Ruhe kehrt ein. Egal, wann ich schlafen gehe, so lässt mich meine innere Uhr seit den Internatszeiten immer um 5 oder 6 Uhr wach werden. In Mathematik war ich immer gut. Es blieben noch maximal zwei Stunden Zeit zum Schlafen. Allein der Gedanke, ob ich in so kurzer Zeit einschlafen und mich bis 6 Uhr erholen könnte, lässt mich erst gar nicht einschlafen. Die gezählten Schafe gehen aus. Da haben wir den Salat. Kurz nach 5 stehe ich auf. So wie die Hybrid-Autos vom Vergaser- auf E-Motor umstellen können, stelle ich mich auf Impuls-Energie. Nichts zu machen, der Tag muss so überstanden werden. Während des Tages kommen mir Gedanken wie, ob die Selbstschuss-Anlagen aus DDR-Zeiten noch käuflich zu erwerben wären usw.

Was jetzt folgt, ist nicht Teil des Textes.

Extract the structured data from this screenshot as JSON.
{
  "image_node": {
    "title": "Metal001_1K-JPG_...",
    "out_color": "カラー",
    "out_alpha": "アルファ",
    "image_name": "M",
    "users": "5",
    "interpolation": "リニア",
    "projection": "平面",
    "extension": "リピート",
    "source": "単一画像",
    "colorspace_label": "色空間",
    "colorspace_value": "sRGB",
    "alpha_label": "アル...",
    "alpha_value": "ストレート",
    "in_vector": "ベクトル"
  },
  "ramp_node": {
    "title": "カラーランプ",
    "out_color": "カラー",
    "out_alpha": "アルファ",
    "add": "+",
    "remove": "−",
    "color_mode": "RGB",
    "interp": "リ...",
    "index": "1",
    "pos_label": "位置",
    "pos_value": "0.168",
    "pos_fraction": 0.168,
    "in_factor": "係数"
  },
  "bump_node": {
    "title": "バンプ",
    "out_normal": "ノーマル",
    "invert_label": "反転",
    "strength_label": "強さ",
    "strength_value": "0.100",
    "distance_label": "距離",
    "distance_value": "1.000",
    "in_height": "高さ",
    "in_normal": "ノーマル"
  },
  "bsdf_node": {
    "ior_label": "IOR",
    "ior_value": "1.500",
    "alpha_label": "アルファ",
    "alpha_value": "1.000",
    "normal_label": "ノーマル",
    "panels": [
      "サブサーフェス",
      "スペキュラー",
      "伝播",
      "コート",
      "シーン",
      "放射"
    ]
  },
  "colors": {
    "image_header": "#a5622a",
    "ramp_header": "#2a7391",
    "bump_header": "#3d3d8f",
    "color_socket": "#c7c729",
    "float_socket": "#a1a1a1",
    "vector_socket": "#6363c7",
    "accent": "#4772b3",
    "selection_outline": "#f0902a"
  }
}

So, jetzt wisst Ihr, dass die nächtliche Ausgangssperre, zumindest in anderen Ländern, durchaus Sinn machen würde - aber in Deutschland?

Nächtliche Hausbesuche gibt es in Deutschland nicht, und wenn die Gastronomie sowieso dicht ist und die Treffen und Events nicht stattfinden dürfen, wo soll dann die Gefahr herkommen, dass sich die Menschen in Scharen auf der Straße aufhalten? Was ist wann falsch gelaufen, dass alle Regierenden so drauf sind, wie sie sind? Vor dem Aufsetzen der Nasen- und Mundbedeckung scheint der gesunde Menschenverstand draußen geblieben zu sein.